イラン・ツアー歴40回位というN添乗員さんと日本の大学に4年間留学していたアリーさんは、
既に何度かコンビを組んでいらっしゃるそうで、まさに「大船に乗った気分」の旅のスタートです。




先ず、イラン考古学博物館で、BC6000年からササン朝ペルシア時代(AD226−651)の収蔵品を見学して、
これから訪れる場所を予習することからツアー・プログラムが始まりました。
パーレヴィー朝のレザー・シャー(在位:1925-1941)によって1935年から2年間かけて建築されたこの博物館は、
フランスの考古学者・建築家のアンドレ・ゴダールドによってササン朝時代の様式を模して設計されています。

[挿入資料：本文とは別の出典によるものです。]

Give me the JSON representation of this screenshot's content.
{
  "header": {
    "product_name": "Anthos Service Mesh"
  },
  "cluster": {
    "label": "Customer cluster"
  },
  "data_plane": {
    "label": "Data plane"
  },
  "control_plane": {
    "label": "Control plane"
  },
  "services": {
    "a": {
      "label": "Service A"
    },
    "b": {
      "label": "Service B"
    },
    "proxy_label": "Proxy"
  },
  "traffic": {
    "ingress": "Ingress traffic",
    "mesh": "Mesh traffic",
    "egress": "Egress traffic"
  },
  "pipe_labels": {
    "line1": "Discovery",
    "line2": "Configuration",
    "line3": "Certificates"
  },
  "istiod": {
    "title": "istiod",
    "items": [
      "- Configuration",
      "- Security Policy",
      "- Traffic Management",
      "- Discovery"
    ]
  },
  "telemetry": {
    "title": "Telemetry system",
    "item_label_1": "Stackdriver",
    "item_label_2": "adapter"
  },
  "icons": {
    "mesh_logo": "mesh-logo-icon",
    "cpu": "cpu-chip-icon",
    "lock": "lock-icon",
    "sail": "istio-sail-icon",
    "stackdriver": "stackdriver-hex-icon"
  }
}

たまたま9月から1月までの4ヶ月間、国宝級の「The Cyrus Cylinder」(キュロス2世の円筒碑文)が
大英博物館から里帰り展示されていて、特別警備体制が敷かれた博物館は、
貴重品を入れたバッグすらバスに残し、所持品を全く持たずに、ボディチェックを受けての入館となり、
写真を記憶の頼りにしている者としては、カメラを持ち込めないという状況が、
幸か不幸か少々微妙な、予想外の特別展との遭遇となりました。

大きなイラン地図の前で今回の訪問地の位置を確認した後、
BC5〜6000年の農耕黎明期の彩文土器や装身具、
BC2500年頃の馬車輪や青銅器の武具、BC2000年のタールを塗った石棺、
チョガザンビルのジグラットを飾っていた碑文が書かれた大きな牡牛像、
ペルセポリスの謁見の間のダレイオス1世の謁見図、百柱の間の階段のレリーフや2頭の牡牛の柱頭像、
発掘品が少ないアルケサス朝パルティア時代の風葬用ひつぎ、ガラス器、Salt Manと呼ばれるミイラ、
ビシャプールから発掘されたササン朝時代のモザイクやレリーフ、ガラス器などを、
時代を追いながら、アリーさんの説明で1時間余り見学しました。



ミュージアム・ショップにも図録はありませんでしたので、ポストカードから少し展示品をご紹介しますと、
左は「目には目を・・・」でお馴染みの玄武岩製のハンムラビ法典碑(高さ2.25m)の上の部分ですが、
エラム中王国時代のシュトルク・ナッフンテ王がBC1200年頃バビロンへ攻め入り、スーサへ持ち帰った戦利品は、
20C初めにフランス調査隊によって発掘された後、ルーブル博物館に収められ、
当博物館に展示されているのは複製品だそうです。
シャマンシュ太陽神の前で法典を口伝されるハンムラビ王(在位:BC1728−1686 異説:BC1792−1750)が
右手を口元にあてているのは神への恭順の仕草だそうです。
真中はやはりスーサの謁見の間から発掘されたダレイオス1世像ですが、
台座にエジプト文字であるヒエログリフで帝国拡大の様子が書かれている所が特徴的でした。
右はヘレニズムの影響が明らかに窺えるブロンズ製のアルケサス朝パルティア時代のプリンス像で、
もしかしたら古代ローマ帝国を悩ませたプリンスの一人なのかもしれません。




最後に特別展示室で、人数制限、3分間という時間制限のもと、キュロス2世円筒碑文とご対面となりました。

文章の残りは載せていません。